O animal print é considerado uma tendência atemporal. Trata-se de uma escolha popular no mundo da moda e no design de interiores, aparecendo frequentemente em roupas, acessórios e objetos de decoração. As estampas, que podem ser de diversos animais, como tigres, zebras, crocodilos, cobras e, principalmente, onças, podem adicionar um toque ousado e exótico ao visual ou ao ambiente. Embora existam diversas alternativas ecológicas capazes de unir o estilo ao bem-estar animal, um artigo recente publicado no periódico científico Oryx Journal mostra que peles verdadeiras ainda são capazes de exercer um certo fascínio e a união desses elementos podem ser fatores estimulantes para a produção ilegal de itens de moda em uma prisão na Bolívia.

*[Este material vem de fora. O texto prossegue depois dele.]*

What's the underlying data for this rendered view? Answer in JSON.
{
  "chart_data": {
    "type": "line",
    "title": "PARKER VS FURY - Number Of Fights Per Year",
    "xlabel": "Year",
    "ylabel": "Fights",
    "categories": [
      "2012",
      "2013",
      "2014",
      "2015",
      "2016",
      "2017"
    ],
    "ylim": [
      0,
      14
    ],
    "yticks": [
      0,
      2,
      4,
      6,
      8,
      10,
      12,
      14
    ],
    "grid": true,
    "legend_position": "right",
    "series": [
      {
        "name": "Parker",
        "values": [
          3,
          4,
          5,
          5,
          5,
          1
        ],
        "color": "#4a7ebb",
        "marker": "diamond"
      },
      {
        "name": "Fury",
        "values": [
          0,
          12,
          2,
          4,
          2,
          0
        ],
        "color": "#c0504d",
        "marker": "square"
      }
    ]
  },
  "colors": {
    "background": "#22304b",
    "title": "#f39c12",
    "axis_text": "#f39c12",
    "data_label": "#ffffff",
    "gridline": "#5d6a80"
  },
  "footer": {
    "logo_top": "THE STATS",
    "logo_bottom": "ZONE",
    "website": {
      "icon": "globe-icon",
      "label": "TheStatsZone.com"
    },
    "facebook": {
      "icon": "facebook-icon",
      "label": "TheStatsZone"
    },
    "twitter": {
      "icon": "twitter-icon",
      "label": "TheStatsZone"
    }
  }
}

Os detentos estariam comprando peles e partes de onça e outros animais selvagens para produzir carteiras, chapéus, cintos e outros acessórios que são vendidos em mercados locais. As presas e ossos podem estar sendo exportados ilegalmente para uso medicinal na Ásia. O comércio é mais uma ameaça a população de onças e foi revelado por pesquisadores do World Animal Protection, organização internacional sem fins lucrativos em operação desde 1981, que investigam denúncias de comércio ilegal na prisão de Mocoví, na cidade boliviana de Trinidad.
A Bolívia é considerada uma área estratégica para a preservação de onças-pintadas. No entanto, de 1996 para cá estima-se que a população de onças tenha diminuído de 20% a 25%. As razões para o declínio incluem a perda de habitat e outros fatores, como a demanda doméstica e externa por partes do animal. “Cada onça ilegalmente arrancada do ambiente selvagem para retirada de sua pele e ossos torna mais próximo o desaparecimento total da espécie da paisagem boliviana”, diz Neil D’Cruze, Chefe Global de Pesquisa de Vida Selvagem do World Animal Protection e um dos autores do artigo em entrevista à VEJA.
Apesar de ser protegida contra o comércio internacional desde 1975 e nacional desde 1986, os detentos de Mocoví têm tido acesso a peles de onças e outros animais selvagens, como jibóias, jacarés do gênero Caiman e algumas espécies de porco selvagem. De acordo com D’Cruze, o material teria duas origens: a compra direta de caçadores ou um duplo comércio com vendedores dos mercados locais, que primeiro vendem as peles e depois compram os itens de moda manufaturados para a revenda. Informações coletadas pelo World Animal Protection indicam que o município de San Borja, em Beni, é o local onde as onças estão sendo caçadas para fornecer matéria prima para a produção ilegal.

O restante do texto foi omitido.